When Lawrence Wright’s book “The Looming Tower” was published in 2006, it was a seminal event. Finally, we got to see how far back America’s crimes went in the eyes of some in the lead-up to 9/11.
In the three hours made available to critics, the internal war back at home between the FBI and CIA before 9/11 is just as riveting as anything happening in Africa or the Middle East. Unlike the book, the actions of the terrorists who would flatten the World Trade Center twin towers one September day take a backseat to the inter-agency warfare at home.
In one corner, it’s Jeff Daniels as John O’Neill, swaggering head of the FBI’s I-49 counter-terrorism squad in New York; in the other, Peter Sarsgaard as Martin Schmidt, arrogant chief of the CIA’s al-Qaida unit in Washington. The inability of these two operations to work together might have paved the way for the attack in New York City in 2001, the show implies.
Watching O’Neill and Schmidt go after each other’s turf, as well as each other’s influence with President Bill Clinton and his national coordinator for security, infrastructure protection and counter-terrorism, Richard A. Clarke, is at the heart of the first three hours.
Back then, the polite term for not sharing data was called smokestacking, and in “The Looming Tower’s” telling, the CIA is the worst offender. Whatever the term, it was the product of male egos out of control.
As you watch, you can’t help but wish Team Clinton had been more focused on controlling these egos than it was dealing with the fallout from the president’s affair with Monica Lewinsky. The series makes the connection between these two spheres of concern.
The other strong storyline in “The Looming Tower” is that of Ali Soufan. Tahar Rahim plays the young Muslim-American FBI agent on O’Neill’s squad who becomes the older man’s protege in the hunt for al-Qaida.

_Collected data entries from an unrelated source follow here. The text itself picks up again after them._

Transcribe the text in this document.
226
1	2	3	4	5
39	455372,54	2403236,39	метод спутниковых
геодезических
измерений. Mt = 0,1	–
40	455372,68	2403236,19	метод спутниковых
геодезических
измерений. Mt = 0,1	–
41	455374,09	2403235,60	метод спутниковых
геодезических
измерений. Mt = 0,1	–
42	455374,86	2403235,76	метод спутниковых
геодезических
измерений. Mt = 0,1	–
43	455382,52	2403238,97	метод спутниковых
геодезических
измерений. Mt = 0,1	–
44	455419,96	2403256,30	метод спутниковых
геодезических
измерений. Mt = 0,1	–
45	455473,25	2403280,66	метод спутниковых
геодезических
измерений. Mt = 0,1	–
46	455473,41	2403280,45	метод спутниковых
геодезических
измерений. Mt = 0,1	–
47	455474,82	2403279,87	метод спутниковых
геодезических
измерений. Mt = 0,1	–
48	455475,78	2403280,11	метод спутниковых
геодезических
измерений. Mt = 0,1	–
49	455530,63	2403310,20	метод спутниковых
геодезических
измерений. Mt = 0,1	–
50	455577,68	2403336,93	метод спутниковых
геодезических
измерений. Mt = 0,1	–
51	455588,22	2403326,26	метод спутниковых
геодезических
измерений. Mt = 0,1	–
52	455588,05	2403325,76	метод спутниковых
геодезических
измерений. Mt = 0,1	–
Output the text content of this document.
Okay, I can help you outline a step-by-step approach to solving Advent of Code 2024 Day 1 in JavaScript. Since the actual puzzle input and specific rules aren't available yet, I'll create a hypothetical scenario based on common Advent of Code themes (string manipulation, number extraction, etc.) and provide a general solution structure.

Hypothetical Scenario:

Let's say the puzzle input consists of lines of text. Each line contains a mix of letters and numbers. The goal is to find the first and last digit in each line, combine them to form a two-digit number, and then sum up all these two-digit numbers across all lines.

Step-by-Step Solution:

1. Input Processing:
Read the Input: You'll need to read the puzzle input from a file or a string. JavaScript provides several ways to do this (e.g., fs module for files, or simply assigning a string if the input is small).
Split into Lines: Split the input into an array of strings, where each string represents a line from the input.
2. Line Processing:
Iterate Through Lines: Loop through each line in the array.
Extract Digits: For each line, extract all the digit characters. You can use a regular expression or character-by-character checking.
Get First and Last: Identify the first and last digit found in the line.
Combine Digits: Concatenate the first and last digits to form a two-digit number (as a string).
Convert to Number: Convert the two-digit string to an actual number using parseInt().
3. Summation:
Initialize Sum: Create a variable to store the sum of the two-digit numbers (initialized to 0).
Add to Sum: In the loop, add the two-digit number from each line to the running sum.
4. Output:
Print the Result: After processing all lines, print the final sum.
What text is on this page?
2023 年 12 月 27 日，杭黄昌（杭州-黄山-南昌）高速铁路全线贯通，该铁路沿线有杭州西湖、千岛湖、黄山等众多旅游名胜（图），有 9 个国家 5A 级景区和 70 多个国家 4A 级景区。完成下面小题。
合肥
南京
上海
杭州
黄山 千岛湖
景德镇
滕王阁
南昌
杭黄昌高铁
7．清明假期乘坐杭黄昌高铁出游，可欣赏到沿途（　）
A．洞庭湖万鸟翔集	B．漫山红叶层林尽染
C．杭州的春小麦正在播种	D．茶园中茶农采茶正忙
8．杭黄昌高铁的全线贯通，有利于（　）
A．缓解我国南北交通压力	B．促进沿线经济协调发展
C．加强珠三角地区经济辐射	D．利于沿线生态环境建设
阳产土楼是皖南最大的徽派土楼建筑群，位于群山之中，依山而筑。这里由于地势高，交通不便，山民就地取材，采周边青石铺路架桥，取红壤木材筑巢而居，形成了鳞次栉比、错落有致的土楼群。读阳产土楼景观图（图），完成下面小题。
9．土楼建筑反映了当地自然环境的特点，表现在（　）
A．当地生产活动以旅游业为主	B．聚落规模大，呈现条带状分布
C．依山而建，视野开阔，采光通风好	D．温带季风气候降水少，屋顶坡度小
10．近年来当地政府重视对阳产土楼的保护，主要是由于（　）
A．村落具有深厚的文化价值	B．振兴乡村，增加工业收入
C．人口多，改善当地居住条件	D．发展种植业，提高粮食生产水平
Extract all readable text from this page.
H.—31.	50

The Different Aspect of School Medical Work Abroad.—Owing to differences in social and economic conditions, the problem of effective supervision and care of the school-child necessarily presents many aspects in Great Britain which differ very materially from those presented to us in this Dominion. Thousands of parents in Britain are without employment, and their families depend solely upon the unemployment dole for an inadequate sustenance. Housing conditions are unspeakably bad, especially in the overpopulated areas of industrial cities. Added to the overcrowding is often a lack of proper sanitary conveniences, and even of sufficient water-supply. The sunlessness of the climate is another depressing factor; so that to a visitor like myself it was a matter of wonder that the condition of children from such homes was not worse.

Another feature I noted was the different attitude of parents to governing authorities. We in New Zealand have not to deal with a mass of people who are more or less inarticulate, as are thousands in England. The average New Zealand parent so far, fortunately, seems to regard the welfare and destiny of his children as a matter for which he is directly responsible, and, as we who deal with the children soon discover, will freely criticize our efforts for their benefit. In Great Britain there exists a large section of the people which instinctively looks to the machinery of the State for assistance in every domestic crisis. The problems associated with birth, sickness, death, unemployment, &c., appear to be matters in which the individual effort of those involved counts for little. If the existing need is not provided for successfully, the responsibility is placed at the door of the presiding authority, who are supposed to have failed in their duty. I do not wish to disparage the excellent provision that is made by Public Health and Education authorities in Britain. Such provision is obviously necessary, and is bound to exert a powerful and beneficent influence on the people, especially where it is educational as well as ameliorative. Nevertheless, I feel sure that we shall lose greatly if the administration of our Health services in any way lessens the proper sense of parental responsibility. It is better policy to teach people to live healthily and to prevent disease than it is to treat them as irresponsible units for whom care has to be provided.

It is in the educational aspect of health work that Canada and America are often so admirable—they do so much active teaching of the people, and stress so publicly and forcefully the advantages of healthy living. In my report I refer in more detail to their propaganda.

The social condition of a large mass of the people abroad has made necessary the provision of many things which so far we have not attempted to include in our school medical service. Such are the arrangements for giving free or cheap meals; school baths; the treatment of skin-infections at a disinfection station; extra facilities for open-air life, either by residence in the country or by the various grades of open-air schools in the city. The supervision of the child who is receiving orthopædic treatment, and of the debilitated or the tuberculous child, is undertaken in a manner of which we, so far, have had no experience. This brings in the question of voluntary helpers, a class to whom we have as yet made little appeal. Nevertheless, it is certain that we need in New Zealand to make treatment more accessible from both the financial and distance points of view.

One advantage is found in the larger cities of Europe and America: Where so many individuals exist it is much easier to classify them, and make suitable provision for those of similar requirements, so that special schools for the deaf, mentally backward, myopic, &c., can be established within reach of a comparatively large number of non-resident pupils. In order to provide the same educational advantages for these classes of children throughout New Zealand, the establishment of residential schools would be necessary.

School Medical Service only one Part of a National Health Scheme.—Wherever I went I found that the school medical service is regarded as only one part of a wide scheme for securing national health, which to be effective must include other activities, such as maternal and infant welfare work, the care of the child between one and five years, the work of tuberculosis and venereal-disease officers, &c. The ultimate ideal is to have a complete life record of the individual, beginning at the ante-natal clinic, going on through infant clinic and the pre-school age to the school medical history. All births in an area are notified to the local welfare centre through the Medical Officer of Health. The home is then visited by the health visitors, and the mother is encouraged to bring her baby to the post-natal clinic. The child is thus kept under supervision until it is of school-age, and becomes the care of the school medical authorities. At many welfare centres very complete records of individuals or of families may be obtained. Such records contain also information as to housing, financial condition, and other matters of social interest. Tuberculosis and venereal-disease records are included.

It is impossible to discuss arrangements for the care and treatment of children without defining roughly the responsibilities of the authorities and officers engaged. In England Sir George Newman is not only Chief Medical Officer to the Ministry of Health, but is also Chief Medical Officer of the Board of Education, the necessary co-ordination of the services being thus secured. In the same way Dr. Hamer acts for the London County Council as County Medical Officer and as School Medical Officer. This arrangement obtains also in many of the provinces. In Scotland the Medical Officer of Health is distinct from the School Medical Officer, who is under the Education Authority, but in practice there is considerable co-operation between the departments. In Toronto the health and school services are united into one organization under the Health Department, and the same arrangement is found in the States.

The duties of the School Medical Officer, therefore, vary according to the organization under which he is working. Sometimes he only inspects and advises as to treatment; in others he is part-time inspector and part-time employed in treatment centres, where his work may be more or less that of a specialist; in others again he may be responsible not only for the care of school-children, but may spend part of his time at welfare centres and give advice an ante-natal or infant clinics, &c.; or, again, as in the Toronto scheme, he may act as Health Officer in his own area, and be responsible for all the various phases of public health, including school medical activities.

There is plenty of footage of Osama bin Laden and the 1998 U.S. embassy bombings in Kenya and Tanzania. Actual archival footage is skillfully blended with staged action, making it hard to sometimes find the seams between the documentary and drama parts of this series.
It took almost 12 years for the book to make it to the screen. It looks like somebody cared about trying to get it right.